Billy Joe Saunders David Lemieux Saunders vs. Lemieux

By Dan Fitz-Simons: Billy Jo “superb” Saunders (25-0), the WBO middleweight champion, at 5’11,” has been described as a cocky, sawed off tough guy with a big attitude. Be that as it may, the British southpaw has a perfect record of 25 wins in 25 fights without ever being knocked out. What he lacks in height, he makes up for in craft and speed. Rated # 5 by Boxrec, Saunders is one of the best boxers in the middleweight division.


Billy Jo’s great grandfather was a famous bare-knuckle fighter; boxing runs in his blood. He can box or bang when necessary (as he proved against Andy Lee), and can switch his tactical game within half a round. Quick hands, fast foot work and good head movement make him hard to tag. Many of his opponents have also been tied up and frustrated by his “snap and catch” style.

An excellent counter-puncher, Saunders also uses accurate, stinging jabs to keep his adversaries off balance. This combination of boxing skills and ring savvy have earned him World, European, British, and Commonwealth titles (WBO, EBU, and BBBoC). For a while, he was touted as a slick boxer, who exemplified “the sweet science.” More recently however, this image has been seriously tarnished.

After defeating tough, legitimate opponents like Chris Eubanks Jr., and Andy Lee in highly entertaining bouts, Billy Jo’s star began to fade. His career became plagued with excuses, cancellations, injuries and training issues. From 2015 to 2016, he fought only once against Artur Akavov. It was hardly a vintage performance. Saunders showed up listless and overweight, and his punches had no snap.

Nine months later, in September 2017, he took on Willie Monroe Jr. in another lackluster 12-round contest that went the distance. Although Saunders out jabbed Monroe and exhibited improved stamina, it wasn’t a spectacular victory. Adding insult to injury, he suffered a cut over his right eye from a head clash. If nothing else, the dull bout reduced Billy Jo’s ring rust.

David Lemieux on the other hand, has stayed consistently busy, chalking up 41 fights; 16 more professional bouts than Saunders. As a result, he has the advantage of experience in numbers of fights, as well as in the quality and diversity of opponents. However, Lemieux’s greatest asset is power. Saunders hasn’t scored a knockout since 2015, and his 12 KO’s pale in significance to Lemieux’s 38 KOs.

Nevertheless, Billy Jo has a durable chin and he’s never been KO’d. A “cute” boxer, he knows how to feint, back-pedal, and clinch, making his opponent miss while upsetting his game plan. Such tactics are crucial in this match, because Lemieux lacks patience, which could lead to mistakes. The Canadian’s high work rate could also cause him to gas out in the late rounds.

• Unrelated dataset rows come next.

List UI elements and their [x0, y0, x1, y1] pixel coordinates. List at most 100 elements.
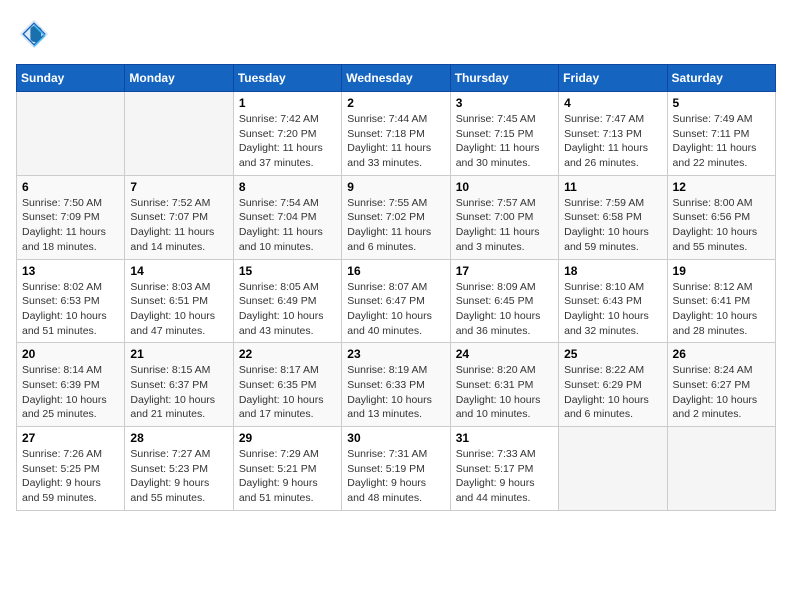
calendar-cell: 26 Sunrise: 8:24 AMSunset: 6:27 PMDayligh… — [667, 343, 775, 427]
day-number: 20 — [22, 347, 119, 361]
day-info: Sunrise: 8:15 AMSunset: 6:37 PMDaylight:… — [130, 363, 227, 422]
logo-icon — [16, 16, 52, 52]
calendar-cell: 24 Sunrise: 8:20 AMSunset: 6:31 PMDayligh… — [450, 343, 558, 427]
day-number: 26 — [673, 347, 770, 361]
calendar-header-row: SundayMondayTuesdayWednesdayThursdayFrid… — [17, 65, 776, 92]
day-info: Sunrise: 7:57 AMSunset: 7:00 PMDaylight:… — [456, 196, 553, 255]
calendar-cell: 11Sunrise: 7:59 AMSunset: 6:58 PMDayligh… — [559, 175, 667, 259]
day-number: 21 — [130, 347, 227, 361]
calendar-cell: 13 Sunrise: 8:02 AMSunset: 6:53 PMDayligh… — [17, 259, 125, 343]
day-number: 31 — [456, 431, 553, 445]
day-info: Sunrise: 8:22 AMSunset: 6:29 PMDaylight:… — [564, 363, 661, 422]
day-number: 29 — [239, 431, 336, 445]
day-number: 23 — [347, 347, 444, 361]
day-number: 8 — [239, 180, 336, 194]
day-info: Sunrise: 8:14 AMSunset: 6:39 PMDaylight:… — [22, 363, 119, 422]
calendar-week-row: 20 Sunrise: 8:14 AMSunset: 6:39 PMDayligh… — [17, 343, 776, 427]
day-info: Sunrise: 8:10 AMSunset: 6:43 PMDaylight:… — [564, 280, 661, 339]
day-number: 9 — [347, 180, 444, 194]
calendar-cell: 10 Sunrise: 7:57 AMSunset: 7:00 PMDayligh… — [450, 175, 558, 259]
calendar-cell: 27 Sunrise: 7:26 AMSunset: 5:25 PMDayligh… — [17, 427, 125, 511]
day-of-week-header: Saturday — [667, 65, 775, 92]
day-info: Sunrise: 8:12 AMSunset: 6:41 PMDaylight:… — [673, 280, 770, 339]
day-info: Sunrise: 7:50 AMSunset: 7:09 PMDaylight:… — [22, 196, 119, 255]
calendar-cell: 4Sunrise: 7:47 AMSunset: 7:13 PMDaylight… — [559, 92, 667, 176]
calendar-cell: 28 Sunrise: 7:27 AMSunset: 5:23 PMDayligh… — [125, 427, 233, 511]
day-info: Sunrise: 8:19 AMSunset: 6:33 PMDaylight:… — [347, 363, 444, 422]
calendar-cell: 31 Sunrise: 7:33 AMSunset: 5:17 PMDayligh… — [450, 427, 558, 511]
calendar-cell: 17Sunrise: 8:09 AMSunset: 6:45 PMDayligh… — [450, 259, 558, 343]
day-info: Sunrise: 7:27 AMSunset: 5:23 PMDaylight:… — [130, 447, 227, 506]
day-info: Sunrise: 7:42 AMSunset: 7:20 PMDaylight:… — [239, 112, 336, 171]
calendar-cell: 16 Sunrise: 8:07 AMSunset: 6:47 PMDayligh… — [342, 259, 450, 343]
calendar-cell: 19Sunrise: 8:12 AMSunset: 6:41 PMDayligh… — [667, 259, 775, 343]
page-header — [16, 16, 776, 52]
day-info: Sunrise: 7:54 AMSunset: 7:04 PMDaylight:… — [239, 196, 336, 255]
calendar-cell: 18 Sunrise: 8:10 AMSunset: 6:43 PMDayligh… — [559, 259, 667, 343]
calendar-cell: 29Sunrise: 7:29 AMSunset: 5:21 PMDayligh… — [233, 427, 341, 511]
calendar-cell — [125, 92, 233, 176]
day-number: 13 — [22, 264, 119, 278]
day-of-week-header: Thursday — [450, 65, 558, 92]
day-of-week-header: Wednesday — [342, 65, 450, 92]
day-number: 2 — [347, 96, 444, 110]
day-info: Sunrise: 7:45 AMSunset: 7:15 PMDaylight:… — [456, 112, 553, 171]
day-info: Sunrise: 8:07 AMSunset: 6:47 PMDaylight:… — [347, 280, 444, 339]
day-number: 25 — [564, 347, 661, 361]
day-info: Sunrise: 8:20 AMSunset: 6:31 PMDaylight:… — [456, 363, 553, 422]
day-info: Sunrise: 7:31 AMSunset: 5:19 PMDaylight:… — [347, 447, 444, 506]
day-number: 24 — [456, 347, 553, 361]
day-info: Sunrise: 7:49 AMSunset: 7:11 PMDaylight:… — [673, 112, 770, 171]
day-number: 6 — [22, 180, 119, 194]
calendar-cell: 6 Sunrise: 7:50 AMSunset: 7:09 PMDaylight… — [17, 175, 125, 259]
day-number: 18 — [564, 264, 661, 278]
day-of-week-header: Monday — [125, 65, 233, 92]
calendar-cell: 9 Sunrise: 7:55 AMSunset: 7:02 PMDaylight… — [342, 175, 450, 259]
day-info: Sunrise: 7:26 AMSunset: 5:25 PMDaylight:… — [22, 447, 119, 506]
day-number: 7 — [130, 180, 227, 194]
day-info: Sunrise: 8:05 AMSunset: 6:49 PMDaylight:… — [239, 280, 336, 339]
day-number: 27 — [22, 431, 119, 445]
calendar-cell: 7 Sunrise: 7:52 AMSunset: 7:07 PMDaylight… — [125, 175, 233, 259]
calendar-cell — [17, 92, 125, 176]
day-number: 12 — [673, 180, 770, 194]
day-number: 1 — [239, 96, 336, 110]
calendar-cell: 21 Sunrise: 8:15 AMSunset: 6:37 PMDayligh… — [125, 343, 233, 427]
calendar-cell — [559, 427, 667, 511]
calendar-cell: 20 Sunrise: 8:14 AMSunset: 6:39 PMDayligh… — [17, 343, 125, 427]
calendar-week-row: 13 Sunrise: 8:02 AMSunset: 6:53 PMDayligh… — [17, 259, 776, 343]
day-number: 16 — [347, 264, 444, 278]
calendar-week-row: 6 Sunrise: 7:50 AMSunset: 7:09 PMDaylight… — [17, 175, 776, 259]
day-info: Sunrise: 8:00 AMSunset: 6:56 PMDaylight:… — [673, 196, 770, 255]
day-info: Sunrise: 8:02 AMSunset: 6:53 PMDaylight:… — [22, 280, 119, 339]
day-of-week-header: Sunday — [17, 65, 125, 92]
day-number: 22 — [239, 347, 336, 361]
calendar-week-row: 27 Sunrise: 7:26 AMSunset: 5:25 PMDayligh… — [17, 427, 776, 511]
day-info: Sunrise: 7:44 AMSunset: 7:18 PMDaylight:… — [347, 112, 444, 171]
day-number: 15 — [239, 264, 336, 278]
day-info: Sunrise: 8:03 AMSunset: 6:51 PMDaylight:… — [130, 280, 227, 339]
calendar-table: SundayMondayTuesdayWednesdayThursdayFrid… — [16, 64, 776, 511]
calendar-cell: 8 Sunrise: 7:54 AMSunset: 7:04 PMDaylight… — [233, 175, 341, 259]
day-number: 14 — [130, 264, 227, 278]
day-of-week-header: Tuesday — [233, 65, 341, 92]
day-info: Sunrise: 7:33 AMSunset: 5:17 PMDaylight:… — [456, 447, 553, 506]
calendar-cell: 5Sunrise: 7:49 AMSunset: 7:11 PMDaylight… — [667, 92, 775, 176]
calendar-cell: 3 Sunrise: 7:45 AMSunset: 7:15 PMDaylight… — [450, 92, 558, 176]
day-info: Sunrise: 8:24 AMSunset: 6:27 PMDaylight:… — [673, 363, 770, 422]
day-number: 10 — [456, 180, 553, 194]
calendar-cell: 12 Sunrise: 8:00 AMSunset: 6:56 PMDayligh… — [667, 175, 775, 259]
day-of-week-header: Friday — [559, 65, 667, 92]
calendar-cell — [667, 427, 775, 511]
day-info: Sunrise: 7:59 AMSunset: 6:58 PMDaylight:… — [564, 196, 661, 255]
day-number: 30 — [347, 431, 444, 445]
calendar-cell: 30 Sunrise: 7:31 AMSunset: 5:19 PMDayligh… — [342, 427, 450, 511]
day-number: 4 — [564, 96, 661, 110]
calendar-cell: 22Sunrise: 8:17 AMSunset: 6:35 PMDayligh… — [233, 343, 341, 427]
calendar-week-row: 1 Sunrise: 7:42 AMSunset: 7:20 PMDaylight… — [17, 92, 776, 176]
day-info: Sunrise: 7:55 AMSunset: 7:02 PMDaylight:… — [347, 196, 444, 255]
day-number: 3 — [456, 96, 553, 110]
day-number: 28 — [130, 431, 227, 445]
calendar-cell: 15 Sunrise: 8:05 AMSunset: 6:49 PMDayligh… — [233, 259, 341, 343]
day-info: Sunrise: 7:52 AMSunset: 7:07 PMDaylight:… — [130, 196, 227, 255]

Both fighters are 28 years old, but Saunders has a 1.5” height advantage over Lemieux. This will be his first fight outside the UK, and concerns have been expressed by his team regarding Canada’s point system, and the possibility of biased, home town judges. Billy Jo, for his part, is pushing his body to the limit in training camp. He has also been placed on a strict nutritional diet to prevent any weight problems.

Look for Saunders to try and out box the rugged Canadian, avoiding any toe-to-toe battles. He knows if he mixes it up on the inside, he could get caught by one of Lemieux’s devastating left hooks. If the fight goes the distance, Saunders has a boxer’s chance of winning, either on points, or by a cut he inflicted in an earlier round. Speed, skill, and stamina are the keys to victory for Billy Jo Saunders.